Vermont has its very own energy plan and isn’t that a relief? The plan envisions a day not so far in the future (2050, to be exact) when 90 percent of the energy consumed by Vermont will be generated by renewable sources. Ninety percent seems like a pretty good number. Better than eighty but not as good as one hundred which some soreheads were no doubt holding out for. But most of us would settle for realizing ninety percent of our dreams. We must all learn to compromise in this veil of tears.
The energy plan is, of course, a political document, which means that it was written with a specific constituency in mind. That constituency, in this case, is an elite that holds to beliefs that, among some, assume the form of quasi-religious convictions. The first and most fundamental of these beliefs is that energy use is sinful. In Vermont, the green religion looks upon the consumption of, say, gasoline in cars or electricity in outdoor lighting the same way a red clay Baptist preacher views the drinking of moonshine. It may be fun in the short run but it leads, inevitably, to damnation.
In Vermont, we impose a tax on our electricity bills for the purpose of funding the work of missionaries who travel the state delivering the message of conservation unto the heathens. Efficiency Vermont wants you to consume fewer kilowatts. For your own good, of course, and the plain implication is that you are too weak to accomplish this kind of restraint on your own. Without firm guidance, you will just go out and binge on incandescent blubs. That you pay for your own moral instruction seems only fair. Consider it a tithe. Not quite the tenth part of all you own, but trending that way.
In the Vermont theology of energy, there is sin and, then, there is SIN. Renewables are less sinful than their counterparts and that seems a pretty straightforward distinction. But not so fast there, ye unenlightened one. There is more to heaven and earth … etc. etc.
If you make electricity by damming water and then using it to turn a turbine, then that ought to be considered a “renewable” source, at least until the river runs dry. You would think so, anyway.
But you would be wrong. Or would have been until recently, anyway. For a while, the Vermont legislature set a limit on the amount of electricity a hydro project could produce before it lost its “renewable” designation, recalling the sort of elaborate thinking that mediaeval theologians engaged in when determining precisely how many angels could dance on the head of a pin.
Eventually, in discussions of this sort, one inevitably arrives at the Big Questions. And, in the case of Vermont’s energy plan, and its faith in renewables, that question is … Why?
If you concede that we need energy at all (a hard one for some true believers) then why does it have to come from renewable sources?
The answer, of course, if that to rely on sources that are non-renewable is to put the environment at risk and bring on the end of days through global warming.
So we are following a holy imperative to reduce – yea, even to eliminate – the discharge of greenhouse gases into the atmosphere, lest the earth shall perish from warming.
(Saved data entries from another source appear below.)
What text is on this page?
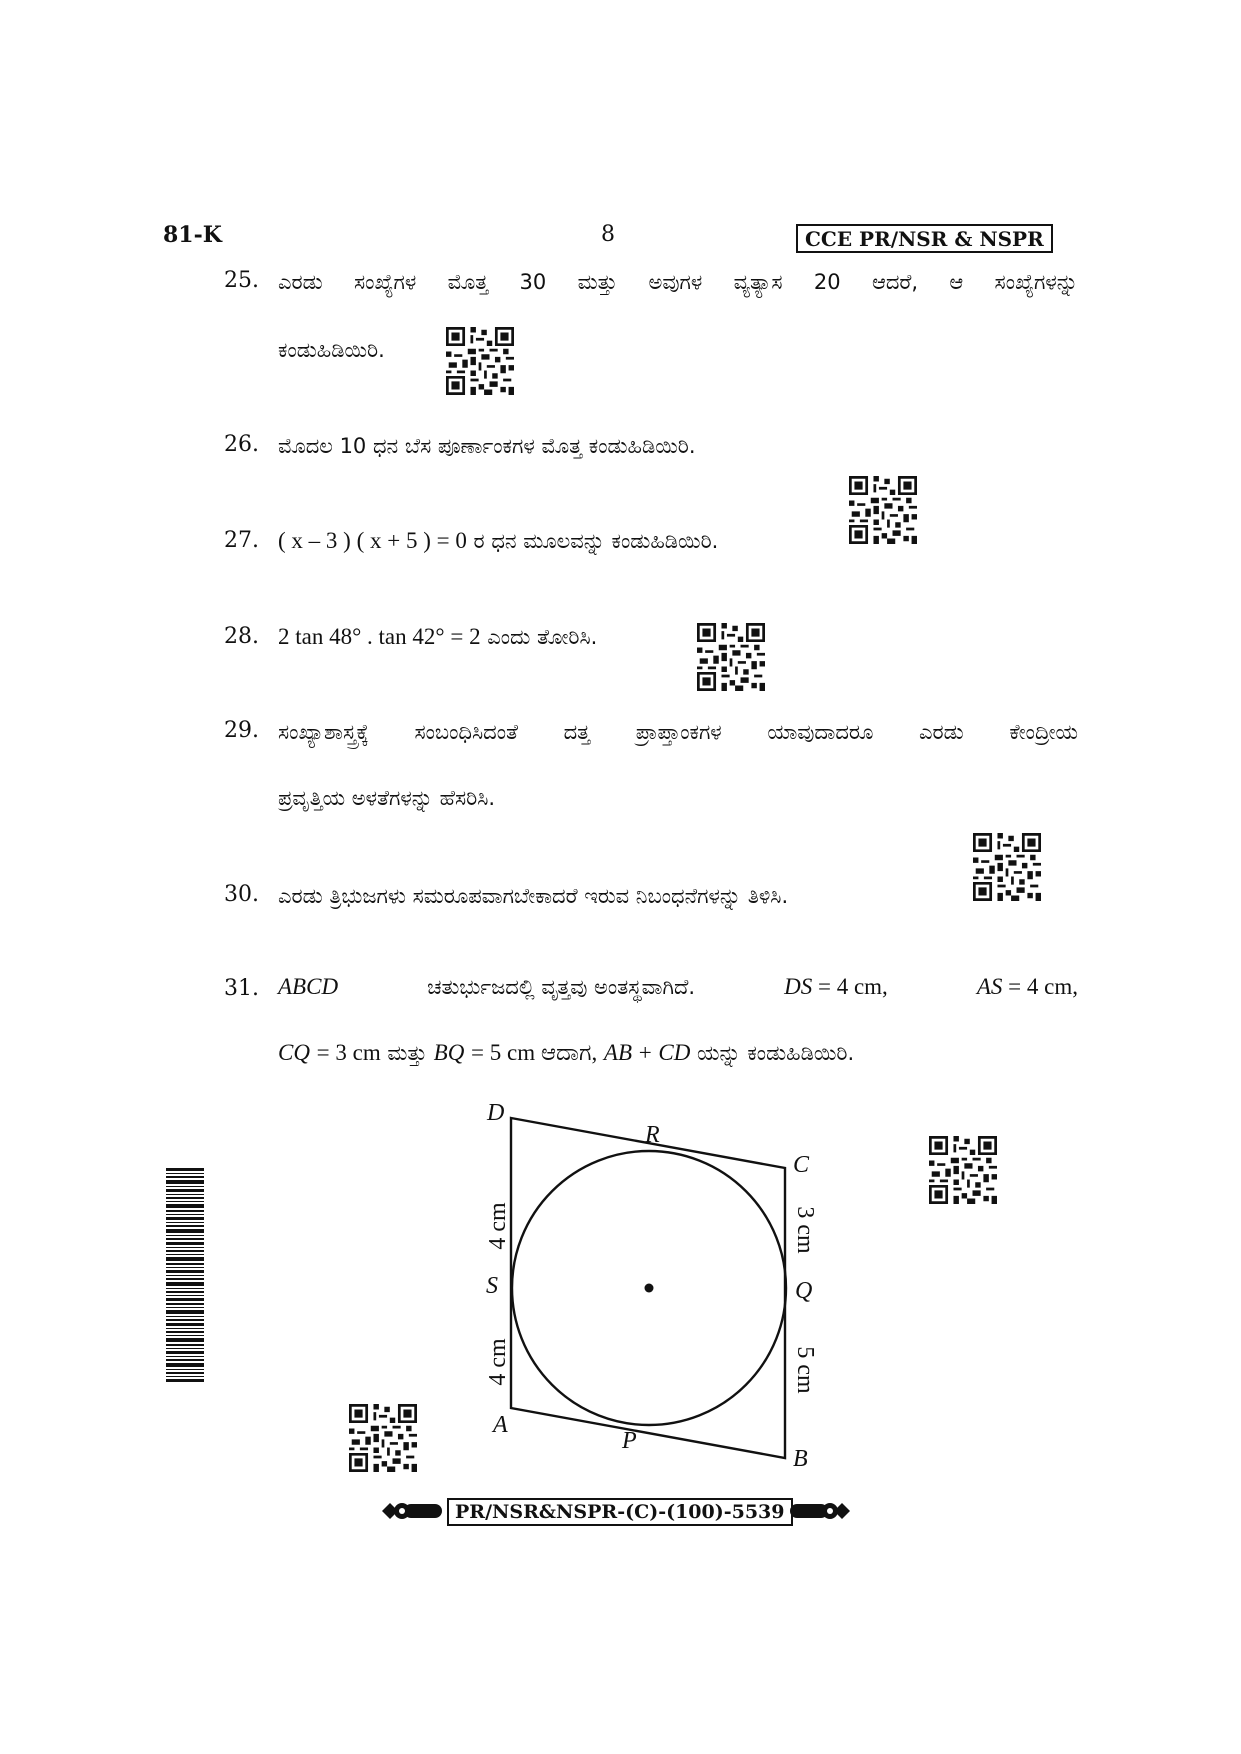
81-K	8	CCE PR/NSR & NSPR
25. ಎರಡು ಸಂಖ್ಯೆಗಳ ಮೊತ್ತ 30 ಮತ್ತು ಅವುಗಳ ವ್ಯತ್ಯಾಸ 20 ಆದರೆ, ಆ ಸಂಖ್ಯೆಗಳನ್ನು
ಕಂಡುಹಿಡಿಯಿರಿ.
26. ಮೊದಲ 10 ಧನ ಬೆಸ ಪೂರ್ಣಾಂಕಗಳ ಮೊತ್ತ ಕಂಡುಹಿಡಿಯಿರಿ.
27. ( x – 3 ) ( x + 5 ) = 0 ರ ಧನ ಮೂಲವನ್ನು ಕಂಡುಹಿಡಿಯಿರಿ.
28. 2 tan 48° . tan 42° = 2 ಎಂದು ತೋರಿಸಿ.
29. ಸಂಖ್ಯಾಶಾಸ್ತ್ರಕ್ಕೆ ಸಂಬಂಧಿಸಿದಂತೆ ದತ್ತ ಪ್ರಾಪ್ತಾಂಕಗಳ ಯಾವುದಾದರೂ ಎರಡು ಕೇಂದ್ರೀಯ
ಪ್ರವೃತ್ತಿಯ ಅಳತೆಗಳನ್ನು ಹೆಸರಿಸಿ.
30. ಎರಡು ತ್ರಿಭುಜಗಳು ಸಮರೂಪವಾಗಬೇಕಾದರೆ ಇರುವ ನಿಬಂಧನೆಗಳನ್ನು ತಿಳಿಸಿ.
31. ABCD	ಚತುರ್ಭುಜದಲ್ಲಿ ವೃತ್ತವು ಅಂತಸ್ಥವಾಗಿದೆ.	DS = 4 cm,	AS = 4 cm,
CQ = 3 cm ಮತ್ತು BQ = 5 cm ಆದಾಗ, AB + CD ಯನ್ನು ಕಂಡುಹಿಡಿಯಿರಿ.
D
C
A
B
R
S	Q
P
4 cm
4 cm
3 cm
5 cm
PR/NSR&NSPR-(C)-(100)-5539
But, again, not so fast there.
About one-third of the electricity currently consumed by Vermonters is generated by a nuclear plant on our side of the Connecticut River. The plant emits no greenhouse gases. The plan, however, doesn’t have any use for this plant or its electricity. Rather, it foresees a time when more of Vermont’s electricity will be generated by the burning of natural gas which does emit some greenhouse gasses.
Vermont’s rejection of nuclear is not a matter for discussion, according to Public Service Commissioner Elizabeth Miller, who supervised the drafting of the report. Even if the Vermont Yankee nuclear plant is authorized by the courts to continue operating for another twenty years, the state will not taste of its tainted electricity. Not at any price. Vermont Yankee could be selling its electricity for one-tenth of what it costs to buy the stuff produced by means sanctified as “renewable” and it would still be “no sale.”
This kind of absolutism is okay for theological arguments but for most of us energy isn’t really an abstract. We actually care about costs. We worry about the electric bill, or the one the oil delivery guy leaves behind when he pulls out of the driveway, or the extortionate cost of filling the tank on the car or truck. But none of this seems of much concern to the planners. They are looking off into the future and what they see is an energy paradise when life will be ninety percent perfect.